Did you bet the farm on Amazon's cloud? Time to wean yourself off
Dual-provider strategies are the future
Comment Oracle is making hay over last weekend's mega six-hour Amazon Web Services (AWS) cloud outage. "You get what you pay for," tweeted Oracle's Phil Dunn, with the caveat that all views are his and don't necessarily reflect those of Oracle. But you get the point.
Yes, Amazon's been left with egg on its face and rivals will be exploiting the giant's stumble. There's oeuf, too, on the plate of some of the web's most hallowed – in Wall St and Silicon Valley circles at least – names.
Netflix, Tinder, Airbnb, and IMDb were all down or sputtering.
If anybody is venerated it's Netflix, arguably AWS's most high-profile customer – a reference customer, no less, served up on the AWS site as an example of just how far you can go if you stake absolutely everything on AWS.

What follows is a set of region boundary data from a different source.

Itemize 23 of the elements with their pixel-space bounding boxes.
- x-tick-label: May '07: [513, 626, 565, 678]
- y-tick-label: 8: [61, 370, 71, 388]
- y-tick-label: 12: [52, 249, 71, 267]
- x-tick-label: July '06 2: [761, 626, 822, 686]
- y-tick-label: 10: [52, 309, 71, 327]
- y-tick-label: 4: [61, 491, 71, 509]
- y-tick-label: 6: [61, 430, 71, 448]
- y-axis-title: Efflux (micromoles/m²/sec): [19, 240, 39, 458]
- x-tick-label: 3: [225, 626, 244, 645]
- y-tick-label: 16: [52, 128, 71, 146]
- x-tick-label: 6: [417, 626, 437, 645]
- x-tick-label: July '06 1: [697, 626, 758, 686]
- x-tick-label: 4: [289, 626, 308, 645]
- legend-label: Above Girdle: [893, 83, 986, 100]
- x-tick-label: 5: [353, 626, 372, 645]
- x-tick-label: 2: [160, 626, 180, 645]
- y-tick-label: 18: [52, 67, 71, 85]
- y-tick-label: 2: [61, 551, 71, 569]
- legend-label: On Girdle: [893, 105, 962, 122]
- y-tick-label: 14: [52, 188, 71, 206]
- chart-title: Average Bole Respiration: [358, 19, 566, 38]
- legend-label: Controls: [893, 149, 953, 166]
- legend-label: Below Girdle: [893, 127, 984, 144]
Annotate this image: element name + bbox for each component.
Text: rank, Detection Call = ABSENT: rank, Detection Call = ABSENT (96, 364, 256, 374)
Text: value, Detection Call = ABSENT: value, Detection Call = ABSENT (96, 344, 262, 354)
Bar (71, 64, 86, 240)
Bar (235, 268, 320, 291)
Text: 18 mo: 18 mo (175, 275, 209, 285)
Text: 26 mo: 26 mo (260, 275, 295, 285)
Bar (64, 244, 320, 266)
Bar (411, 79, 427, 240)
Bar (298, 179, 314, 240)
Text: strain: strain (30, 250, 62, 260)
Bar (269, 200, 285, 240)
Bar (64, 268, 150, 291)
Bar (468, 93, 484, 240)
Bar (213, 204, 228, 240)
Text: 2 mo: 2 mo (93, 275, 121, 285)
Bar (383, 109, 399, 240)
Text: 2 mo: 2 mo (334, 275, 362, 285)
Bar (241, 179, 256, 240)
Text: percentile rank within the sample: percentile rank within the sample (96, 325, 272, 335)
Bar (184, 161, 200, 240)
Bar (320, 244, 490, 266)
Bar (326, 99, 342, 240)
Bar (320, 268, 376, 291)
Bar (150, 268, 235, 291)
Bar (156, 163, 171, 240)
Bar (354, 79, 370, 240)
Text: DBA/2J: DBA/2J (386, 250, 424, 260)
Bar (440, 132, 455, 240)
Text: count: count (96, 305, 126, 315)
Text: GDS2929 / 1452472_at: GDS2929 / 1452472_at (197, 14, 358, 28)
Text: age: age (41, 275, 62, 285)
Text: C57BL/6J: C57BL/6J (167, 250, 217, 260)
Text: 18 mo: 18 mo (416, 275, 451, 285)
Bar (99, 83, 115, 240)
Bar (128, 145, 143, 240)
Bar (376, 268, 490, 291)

Without AWS, it's doubtful Netflix would exist as we know it. Netflix would have had to continue investing in its own data center build program and the rocket scientist brains to build the elastic magic. If it had, perhaps Netflix would now be Amazon, selling its spare capacity and expertise to others. Instead, it outsourced it to Amazon.
In another time, people would have cautioned strongly against relying on a single supplier for your critical IT needs. On the web, that's thrown out the window.
But doesn't Netflix learn? It moved to AWS following a staggering outage at its own data center in 2008 and when faced with the prospect of huge growth in its business. Netflix decided it was best to place its faith in the pros. And yet Netflix still went down with AWS in a big way in April 2011. Now Netflix is reported to be closing its last own-operated data center in favor of AWS.
But hang on. Amazon isn't the only one who should hang its head in shame, here. Actually there's plenty of egg for other faces in this game – Microsoft with Azure and Office 365, Salesforce, Google – all down over the last few years for periods ranging from a few hours to entire days. To them it's nothing – a mere statistical rounding error in their pledge to maintain 99.999 per cent uptime. But to those on the sharp end, it's lost business.
Netflix garners incredulous headlines just because couch potatoes must do the unthinkable and change channels or go outside. But to the broader mass, to thousands of businesses, it means literally not being able to do business: no ERP to manage production or suppliers, no CRM to run sales or talk to customers, no email to talk to colleagues. Your only option is to twiddle your thumbs between hitting refresh on the status page. That statistical rounding error suddenly looks big when you're up close to it.
Customers have been handing this infrastructure over to providers of public clouds, having convinced themselves they are the companies who know best. Uptime and servers is what they do, so they can run this stuff better than you.
Which makes it more confounding when the experts manage to screw up planned maintenance.
Or, as in the case of AWS at the weekend, Amazon failed to read the growing evidence of the popularity of its DynamoDB NoSQL database service. Demand for Global Secondary Indexes put too much of a strain on the metadata servers, forcing systems to stall. Worse, Amazon hadn't anticipated this could be a problem, so its monitoring service wasn't set up properly to fully observe this as a failure.